La dimostrazione è nella partecipazione alle elezioni del 2012, con l’85% degli aventi diritto (inferiori le percentuali nelle elezioni successive, quando ormai le condizioni di sicurezza ne minacciavano lo svolgimento).
Ritengo ipocrita definire il governo di Tobruk (espressione della Casa dei Rappresentanti -House of Representatives, HoR, risultato delle elezioni del Giugno 2014), “il governo/parlamento internazionalmente riconosciuto”, cui fanno riferimento i diplomatici libici accreditati all’estero, a cominciare dal rappresentante permanente alle Nazioni Unite – Ambasciatore Ibrahim Dabbashi, e – al contempo – imporre alla HoR gli stessi vincoli, come embargo sulle armi, delle altre autonominate entità nella ricerca di una soluzione “politica” che, anche qualora questo “Governo di Unità Nazionale” promosso dalle Nazioni Unite vedesse la luce, difficilmente avrebbe il sostegno della maggioranza dei libici, né una sua chiamata per un ingresso di truppe internazionali nel Paese sarebbe ben vista.
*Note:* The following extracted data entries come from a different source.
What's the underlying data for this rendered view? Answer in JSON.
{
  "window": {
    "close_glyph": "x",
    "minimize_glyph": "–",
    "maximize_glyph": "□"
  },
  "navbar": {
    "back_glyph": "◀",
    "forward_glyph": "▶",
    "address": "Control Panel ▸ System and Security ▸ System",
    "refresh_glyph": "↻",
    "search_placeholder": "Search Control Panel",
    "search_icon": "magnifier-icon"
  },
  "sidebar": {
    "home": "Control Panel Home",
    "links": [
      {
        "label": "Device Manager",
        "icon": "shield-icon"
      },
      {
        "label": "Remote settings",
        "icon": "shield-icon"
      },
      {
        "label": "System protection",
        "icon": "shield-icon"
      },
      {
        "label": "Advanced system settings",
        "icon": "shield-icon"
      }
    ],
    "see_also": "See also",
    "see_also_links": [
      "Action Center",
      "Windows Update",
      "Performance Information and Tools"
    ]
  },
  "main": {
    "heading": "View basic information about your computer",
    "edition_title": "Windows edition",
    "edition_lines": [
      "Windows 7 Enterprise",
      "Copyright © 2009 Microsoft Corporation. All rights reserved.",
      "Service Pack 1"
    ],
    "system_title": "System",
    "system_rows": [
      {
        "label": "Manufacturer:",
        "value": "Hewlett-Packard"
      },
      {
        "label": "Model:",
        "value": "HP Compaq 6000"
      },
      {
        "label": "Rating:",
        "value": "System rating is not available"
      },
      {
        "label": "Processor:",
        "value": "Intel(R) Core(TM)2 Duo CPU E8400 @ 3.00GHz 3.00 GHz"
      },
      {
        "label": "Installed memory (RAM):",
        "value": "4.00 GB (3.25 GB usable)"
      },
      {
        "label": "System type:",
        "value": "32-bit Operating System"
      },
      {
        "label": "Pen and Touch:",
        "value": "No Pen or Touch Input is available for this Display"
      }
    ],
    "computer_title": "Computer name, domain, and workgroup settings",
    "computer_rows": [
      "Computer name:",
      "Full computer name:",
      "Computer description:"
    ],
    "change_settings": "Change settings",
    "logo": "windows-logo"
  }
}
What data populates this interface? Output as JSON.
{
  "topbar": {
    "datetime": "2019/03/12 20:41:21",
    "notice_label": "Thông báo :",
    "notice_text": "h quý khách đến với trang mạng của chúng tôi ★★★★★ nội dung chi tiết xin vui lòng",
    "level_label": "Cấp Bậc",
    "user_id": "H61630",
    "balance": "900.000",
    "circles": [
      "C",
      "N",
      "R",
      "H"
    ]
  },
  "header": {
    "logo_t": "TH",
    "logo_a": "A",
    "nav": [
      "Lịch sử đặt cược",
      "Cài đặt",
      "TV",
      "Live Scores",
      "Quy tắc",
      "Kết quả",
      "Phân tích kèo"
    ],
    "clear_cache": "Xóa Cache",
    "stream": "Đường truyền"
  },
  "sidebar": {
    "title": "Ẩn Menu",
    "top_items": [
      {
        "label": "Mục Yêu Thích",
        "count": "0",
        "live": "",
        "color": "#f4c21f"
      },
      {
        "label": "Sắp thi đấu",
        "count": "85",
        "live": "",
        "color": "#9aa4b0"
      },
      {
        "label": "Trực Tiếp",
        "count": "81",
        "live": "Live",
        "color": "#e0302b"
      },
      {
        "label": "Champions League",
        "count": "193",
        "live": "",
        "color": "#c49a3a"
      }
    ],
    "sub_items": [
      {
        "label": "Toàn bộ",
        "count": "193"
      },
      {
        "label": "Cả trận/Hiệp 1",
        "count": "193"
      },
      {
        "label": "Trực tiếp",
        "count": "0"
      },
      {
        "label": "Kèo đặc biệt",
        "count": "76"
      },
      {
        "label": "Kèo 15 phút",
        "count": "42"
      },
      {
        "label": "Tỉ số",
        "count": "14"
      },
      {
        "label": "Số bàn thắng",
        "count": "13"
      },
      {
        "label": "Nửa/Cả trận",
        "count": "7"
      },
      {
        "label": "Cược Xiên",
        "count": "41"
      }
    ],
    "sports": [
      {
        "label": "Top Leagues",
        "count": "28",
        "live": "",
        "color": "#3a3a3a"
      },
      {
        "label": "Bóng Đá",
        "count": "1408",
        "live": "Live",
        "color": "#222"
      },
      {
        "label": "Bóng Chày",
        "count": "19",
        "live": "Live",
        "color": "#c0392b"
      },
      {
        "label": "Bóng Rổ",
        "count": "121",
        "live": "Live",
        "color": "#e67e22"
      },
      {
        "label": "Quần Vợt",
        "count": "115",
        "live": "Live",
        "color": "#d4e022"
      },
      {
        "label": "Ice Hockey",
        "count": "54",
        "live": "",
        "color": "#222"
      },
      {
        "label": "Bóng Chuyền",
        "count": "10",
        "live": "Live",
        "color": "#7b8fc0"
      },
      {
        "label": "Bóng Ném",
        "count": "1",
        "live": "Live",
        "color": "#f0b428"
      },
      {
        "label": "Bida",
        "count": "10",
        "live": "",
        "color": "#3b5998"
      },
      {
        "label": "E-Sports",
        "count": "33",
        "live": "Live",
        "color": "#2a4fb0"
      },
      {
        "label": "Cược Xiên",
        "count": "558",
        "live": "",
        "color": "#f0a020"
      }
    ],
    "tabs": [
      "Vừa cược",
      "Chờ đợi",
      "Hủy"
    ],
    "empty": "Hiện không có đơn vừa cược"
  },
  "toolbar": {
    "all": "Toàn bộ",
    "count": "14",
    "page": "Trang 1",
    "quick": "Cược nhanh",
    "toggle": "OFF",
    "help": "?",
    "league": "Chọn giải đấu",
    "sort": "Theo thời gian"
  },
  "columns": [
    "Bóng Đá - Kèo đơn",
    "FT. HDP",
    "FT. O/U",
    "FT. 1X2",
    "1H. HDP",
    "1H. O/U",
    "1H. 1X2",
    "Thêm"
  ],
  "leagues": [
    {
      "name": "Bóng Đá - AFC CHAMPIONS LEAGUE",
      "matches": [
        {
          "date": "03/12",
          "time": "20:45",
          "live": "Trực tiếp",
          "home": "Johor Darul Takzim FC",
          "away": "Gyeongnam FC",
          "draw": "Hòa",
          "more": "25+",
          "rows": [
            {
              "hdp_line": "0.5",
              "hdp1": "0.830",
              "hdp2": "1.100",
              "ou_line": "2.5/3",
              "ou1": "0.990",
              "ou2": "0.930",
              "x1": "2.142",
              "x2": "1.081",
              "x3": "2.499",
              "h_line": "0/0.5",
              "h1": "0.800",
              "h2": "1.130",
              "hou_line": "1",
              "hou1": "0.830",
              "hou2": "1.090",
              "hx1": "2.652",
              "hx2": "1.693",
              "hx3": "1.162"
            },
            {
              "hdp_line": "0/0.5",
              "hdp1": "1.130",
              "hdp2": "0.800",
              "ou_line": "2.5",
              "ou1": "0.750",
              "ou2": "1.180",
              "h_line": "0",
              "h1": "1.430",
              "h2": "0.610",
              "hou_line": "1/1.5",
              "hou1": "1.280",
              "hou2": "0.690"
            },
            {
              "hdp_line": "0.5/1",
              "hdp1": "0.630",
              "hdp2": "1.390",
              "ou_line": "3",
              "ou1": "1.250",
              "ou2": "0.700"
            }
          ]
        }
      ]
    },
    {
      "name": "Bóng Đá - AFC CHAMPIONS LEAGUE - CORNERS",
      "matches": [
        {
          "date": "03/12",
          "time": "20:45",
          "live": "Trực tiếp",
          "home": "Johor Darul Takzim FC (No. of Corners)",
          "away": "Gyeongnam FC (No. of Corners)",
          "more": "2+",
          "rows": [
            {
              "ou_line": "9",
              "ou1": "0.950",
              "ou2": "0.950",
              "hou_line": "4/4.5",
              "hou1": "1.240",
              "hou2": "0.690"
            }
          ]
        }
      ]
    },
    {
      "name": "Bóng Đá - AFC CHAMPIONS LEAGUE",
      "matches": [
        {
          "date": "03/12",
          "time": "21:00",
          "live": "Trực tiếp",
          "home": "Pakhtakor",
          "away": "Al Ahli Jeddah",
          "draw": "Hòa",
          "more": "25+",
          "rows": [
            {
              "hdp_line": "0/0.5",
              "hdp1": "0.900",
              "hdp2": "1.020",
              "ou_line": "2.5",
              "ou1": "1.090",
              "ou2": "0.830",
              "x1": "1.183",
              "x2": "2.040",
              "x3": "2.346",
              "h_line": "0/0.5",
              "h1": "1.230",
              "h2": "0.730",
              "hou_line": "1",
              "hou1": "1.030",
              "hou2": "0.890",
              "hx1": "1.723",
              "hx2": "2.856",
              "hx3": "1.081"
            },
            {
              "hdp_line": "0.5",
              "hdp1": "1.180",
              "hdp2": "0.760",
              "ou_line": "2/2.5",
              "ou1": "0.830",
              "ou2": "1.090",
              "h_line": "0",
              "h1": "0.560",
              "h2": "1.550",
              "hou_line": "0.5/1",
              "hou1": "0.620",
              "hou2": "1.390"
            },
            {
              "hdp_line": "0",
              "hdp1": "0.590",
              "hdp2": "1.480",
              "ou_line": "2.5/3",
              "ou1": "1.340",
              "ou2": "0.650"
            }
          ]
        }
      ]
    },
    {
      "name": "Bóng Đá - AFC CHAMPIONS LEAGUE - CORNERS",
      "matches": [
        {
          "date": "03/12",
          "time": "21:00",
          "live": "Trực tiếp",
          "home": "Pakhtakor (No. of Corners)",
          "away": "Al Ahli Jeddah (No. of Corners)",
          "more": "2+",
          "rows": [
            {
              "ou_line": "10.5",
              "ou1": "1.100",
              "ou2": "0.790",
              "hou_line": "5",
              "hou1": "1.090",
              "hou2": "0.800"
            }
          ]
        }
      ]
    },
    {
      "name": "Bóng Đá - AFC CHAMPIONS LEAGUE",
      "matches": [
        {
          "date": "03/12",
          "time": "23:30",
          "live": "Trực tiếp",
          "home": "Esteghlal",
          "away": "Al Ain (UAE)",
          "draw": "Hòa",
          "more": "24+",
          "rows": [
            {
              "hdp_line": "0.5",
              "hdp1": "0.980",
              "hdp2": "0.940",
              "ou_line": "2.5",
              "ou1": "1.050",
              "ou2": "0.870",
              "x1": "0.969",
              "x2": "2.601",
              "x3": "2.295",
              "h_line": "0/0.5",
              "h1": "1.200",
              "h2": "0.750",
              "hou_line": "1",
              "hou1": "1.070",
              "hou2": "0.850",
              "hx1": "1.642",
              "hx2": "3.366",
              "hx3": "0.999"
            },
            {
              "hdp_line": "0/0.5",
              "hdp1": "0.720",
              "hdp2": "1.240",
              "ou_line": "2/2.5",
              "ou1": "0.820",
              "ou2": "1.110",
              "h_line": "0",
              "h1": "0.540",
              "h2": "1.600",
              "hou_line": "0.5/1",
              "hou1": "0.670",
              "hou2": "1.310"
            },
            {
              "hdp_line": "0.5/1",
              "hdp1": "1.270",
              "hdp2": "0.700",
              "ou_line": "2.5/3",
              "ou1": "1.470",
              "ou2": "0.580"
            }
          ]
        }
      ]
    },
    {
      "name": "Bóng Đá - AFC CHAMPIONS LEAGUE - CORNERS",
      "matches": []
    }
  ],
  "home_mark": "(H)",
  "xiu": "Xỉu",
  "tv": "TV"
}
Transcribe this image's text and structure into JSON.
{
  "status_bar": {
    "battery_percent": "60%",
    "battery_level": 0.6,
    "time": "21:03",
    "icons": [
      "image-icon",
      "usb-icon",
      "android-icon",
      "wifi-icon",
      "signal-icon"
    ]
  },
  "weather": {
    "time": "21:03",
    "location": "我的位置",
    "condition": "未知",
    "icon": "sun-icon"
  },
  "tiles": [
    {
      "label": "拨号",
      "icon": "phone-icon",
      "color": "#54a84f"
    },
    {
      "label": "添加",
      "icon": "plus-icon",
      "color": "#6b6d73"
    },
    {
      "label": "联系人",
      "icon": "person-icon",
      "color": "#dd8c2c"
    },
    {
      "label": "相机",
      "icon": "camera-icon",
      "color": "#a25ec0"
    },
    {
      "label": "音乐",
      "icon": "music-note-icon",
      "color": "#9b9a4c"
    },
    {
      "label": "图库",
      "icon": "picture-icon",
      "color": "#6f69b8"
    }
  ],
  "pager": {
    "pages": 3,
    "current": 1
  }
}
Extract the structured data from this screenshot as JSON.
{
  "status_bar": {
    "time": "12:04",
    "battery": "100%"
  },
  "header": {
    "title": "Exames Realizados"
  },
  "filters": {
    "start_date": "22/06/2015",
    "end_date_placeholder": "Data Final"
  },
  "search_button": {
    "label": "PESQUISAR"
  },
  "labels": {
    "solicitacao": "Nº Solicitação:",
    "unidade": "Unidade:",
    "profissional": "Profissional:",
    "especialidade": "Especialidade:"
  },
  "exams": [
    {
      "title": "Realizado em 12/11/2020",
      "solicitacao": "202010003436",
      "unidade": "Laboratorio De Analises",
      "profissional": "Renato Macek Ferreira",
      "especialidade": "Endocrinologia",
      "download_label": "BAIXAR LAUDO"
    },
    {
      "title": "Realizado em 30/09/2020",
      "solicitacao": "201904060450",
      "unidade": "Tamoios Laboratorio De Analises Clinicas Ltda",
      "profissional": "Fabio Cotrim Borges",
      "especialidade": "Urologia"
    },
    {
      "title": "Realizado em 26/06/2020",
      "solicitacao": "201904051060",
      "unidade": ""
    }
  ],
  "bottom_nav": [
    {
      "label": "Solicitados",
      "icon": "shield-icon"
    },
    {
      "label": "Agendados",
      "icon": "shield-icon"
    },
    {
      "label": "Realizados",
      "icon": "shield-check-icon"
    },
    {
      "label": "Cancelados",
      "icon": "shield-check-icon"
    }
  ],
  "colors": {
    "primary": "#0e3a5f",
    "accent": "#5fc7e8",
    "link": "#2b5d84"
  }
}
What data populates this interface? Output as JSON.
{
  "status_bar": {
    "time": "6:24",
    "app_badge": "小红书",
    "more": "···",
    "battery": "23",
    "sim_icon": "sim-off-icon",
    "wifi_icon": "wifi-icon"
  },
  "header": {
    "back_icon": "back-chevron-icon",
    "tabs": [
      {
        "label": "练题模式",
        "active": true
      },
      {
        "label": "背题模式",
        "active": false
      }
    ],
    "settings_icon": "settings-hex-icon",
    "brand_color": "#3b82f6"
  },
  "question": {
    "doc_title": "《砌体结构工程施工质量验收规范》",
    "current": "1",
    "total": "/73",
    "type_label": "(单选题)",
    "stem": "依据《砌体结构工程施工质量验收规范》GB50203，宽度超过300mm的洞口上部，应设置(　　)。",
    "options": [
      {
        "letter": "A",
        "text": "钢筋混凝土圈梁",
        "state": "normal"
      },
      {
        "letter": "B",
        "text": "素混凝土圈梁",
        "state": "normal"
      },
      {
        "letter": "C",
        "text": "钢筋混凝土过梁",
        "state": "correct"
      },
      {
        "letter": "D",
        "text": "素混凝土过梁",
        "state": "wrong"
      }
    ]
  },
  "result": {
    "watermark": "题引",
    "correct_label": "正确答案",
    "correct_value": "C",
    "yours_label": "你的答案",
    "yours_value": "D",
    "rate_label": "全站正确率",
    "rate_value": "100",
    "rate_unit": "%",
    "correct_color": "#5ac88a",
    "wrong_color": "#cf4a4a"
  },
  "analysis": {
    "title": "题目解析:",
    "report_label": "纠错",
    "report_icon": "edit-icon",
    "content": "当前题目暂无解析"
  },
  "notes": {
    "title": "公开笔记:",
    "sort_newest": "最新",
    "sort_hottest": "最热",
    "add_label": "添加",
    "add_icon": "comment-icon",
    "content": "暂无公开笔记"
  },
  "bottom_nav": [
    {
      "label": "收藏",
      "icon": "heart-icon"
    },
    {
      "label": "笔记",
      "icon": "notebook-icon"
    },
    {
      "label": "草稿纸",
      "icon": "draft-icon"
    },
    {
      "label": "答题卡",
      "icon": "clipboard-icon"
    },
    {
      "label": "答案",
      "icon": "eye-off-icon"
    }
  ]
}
D’altra parte già all’inizio del 2014 Henry Kissinger, nel capitolo Islamism and the Middle East: A World in Disorder, del libro World Order (ISBN 978-0-241-00416-5), scrive: … la richiesta di sospendere i combattimenti e formare un governo di coalizione democratica risulterà in una paralisi governativa o comunque rischia di cadere nel vuoto…
Del senno di poi son pieni i fossi…. e le opinioni espresse da personalità internazionali di rilievo possono essere rappresentate da queste due dichiarazioni:
Michael Flynn, già capo della Defence Intelligence Agency Statunitense: “abbiamo aiutato nell’eliminare Gheddafi, non era una grande persona, ma comunque garantiva stabilità in un ambiente pericoloso…”
Jean-David Levitte, assistente diplomatico di Nicolas Sarkozy: “ l’errore non è stato intervenire a sostegno della rivoluzione, l’errore è stato non rimanere ed aiutare i nuovi governi a formare forze di polizia ed esercito…”
In effetti questa seconda posizione è ben rappresentata dall’ex Primo Ministro Libico, a suo tempo espressione di una elezione generale che aveva visto una grande partecipazione di popolo.
Una recente dichiarazione di Ali Zeidan, primo ministro della Libia dal Novembre 2012 al Marzo 2014: “Le Nazioni Unite ed i paesi occidentali per una ragione o per l’altra hanno mancato nell’assistere la Libia in alcun modo dopo la caduta di Gheddafi. Ho chiesto loro ripetutamente di esserci più vicino….averci lasciati soli è stato un errore”.
La situazione attuale è ulteriormente peggiorata, lo Stato Islamico nel paese si è rafforzato, e gli sforzi del generale Hiftar, di riferimento HoR, vengono fortemente contestati dal “governo” autonominatosi di estrazione islamica.
In questo contesto la comunità internazionale sta facendo pressioni per la formazione del governo di unità nazionale, preparandosi nel contempo ad un intervento militare, non si sa ancora di quale entità, e di cui l’Italia dovrebbe (?) assumere la guida.
Come ha scritto Angelo Panebianco in un suo contestato editoriale sul Corriere della Sera: “Noi in Libia saremo mai pronti?”